Homework 7: Hashing

Before You Start,

Welcome to HW7: Hashing!

Spec Edits Will Be Listed Here:

Problem 1: Oh Nana, What’s My Num? [20m]

Help Rihanna hash her num! The way you help her is by answering the questions in Nana.java in the designated corresponding methods of Nana.java. Remember, you're encouraged to do the questions in a nonconventional order! If you're failing autograder tests, check to ensure the formatting check, the formatting check test must pass, or else the other tests will always fail.

If you need a quick 1-page refresher on what hash codes are, take a look at Chris's Hashing Refresher for HW7 Purposes. This is also available under the course website's resources page.

Problem 2: Hashing A Card [5m]

See the given skeleton file Card.java and implement both the .equals() and the .hashCode() functions. The hash function should never have any collisions (aka must be a perfect hash function). Although it won't graded, you should write your own tests to ensure that your code works.

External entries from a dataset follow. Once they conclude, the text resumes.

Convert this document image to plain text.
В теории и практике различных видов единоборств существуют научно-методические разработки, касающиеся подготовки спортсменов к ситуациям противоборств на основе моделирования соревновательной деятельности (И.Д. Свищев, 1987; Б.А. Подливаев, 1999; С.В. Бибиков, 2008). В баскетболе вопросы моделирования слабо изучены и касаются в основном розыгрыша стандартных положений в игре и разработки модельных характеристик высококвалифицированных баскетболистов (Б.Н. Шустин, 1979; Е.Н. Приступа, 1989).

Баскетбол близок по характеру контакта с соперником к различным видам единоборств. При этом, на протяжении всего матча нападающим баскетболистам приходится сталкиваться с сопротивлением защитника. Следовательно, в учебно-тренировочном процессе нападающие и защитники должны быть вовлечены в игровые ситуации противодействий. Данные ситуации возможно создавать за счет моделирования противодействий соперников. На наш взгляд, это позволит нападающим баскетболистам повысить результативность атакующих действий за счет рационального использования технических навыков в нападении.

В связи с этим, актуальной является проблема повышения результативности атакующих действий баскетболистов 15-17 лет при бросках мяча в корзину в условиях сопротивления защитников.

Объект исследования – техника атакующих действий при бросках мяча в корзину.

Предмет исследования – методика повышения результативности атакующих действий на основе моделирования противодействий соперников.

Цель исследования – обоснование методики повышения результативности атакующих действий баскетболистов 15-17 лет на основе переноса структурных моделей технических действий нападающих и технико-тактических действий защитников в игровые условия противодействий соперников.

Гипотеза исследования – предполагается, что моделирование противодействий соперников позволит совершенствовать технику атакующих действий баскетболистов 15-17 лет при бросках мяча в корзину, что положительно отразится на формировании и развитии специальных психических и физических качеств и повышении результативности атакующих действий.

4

No seriously, you should write some tests. Please!

Okay fine, let's compromise; we'll give you the submit/hw7 autograder test file for free: CardAutoGrader.java. You can run this autograder locally from your terminal just like a normal java program: javac CardAutoGrader.java && java CardAutoGrader && echo wheee!. Please feel free to use this to your advantage and cheat the autograder by hardcoding solutions that pass the autograder. But in return, you should test your own code for the other problems!

Problem 3: Fibonacci Optimization [20m]

See the given skeleton file FibonacciMemo.java. Observe that fibNoMemo is a classic recursive implementation of calculating Fibonacci numbers.

And it sucks.

If you try calculating the 44th Fibonacci, you'll see that it's very slow. Let's fix this! We have two options:

  1. Optimize this method entirely by using an iterative solution, because iterative Fibonacci is a lot faster, and not limited by fear of StackOverflow errors.
  2. Optimize this method partially by introducing memoization. Memoization means the program will remember previous inputs and outputs in hopes of computing future inputs more quickly.

You actually do not get to choose; you must do #2.

Write fibMemo, the optimized recursive Fibonacci calculator. You should implement your memoization so that your program will avoid calculating redundant values. You may make additional private variables as necessary (hint: one way is to make a static variable). Here are some Fibonacci pairs for your convenience:

Note: The autograder will ask for 1000 random Fibonacci numbers Fx 1 < x < 9000 (ish)and ensure that your program calculates it quickly enough.

Problem 4: Bin15 [15m]

Let's get some more exercises with writing hash functions. Write the equals and hashCode() functions of Bin15.java. Your hash code implementation must be a perfect hash function. You may use Java's built-in Math operations, but it should be noted the staff solution didn't. For this problem, you may not use any of Java's built-in hash code functions.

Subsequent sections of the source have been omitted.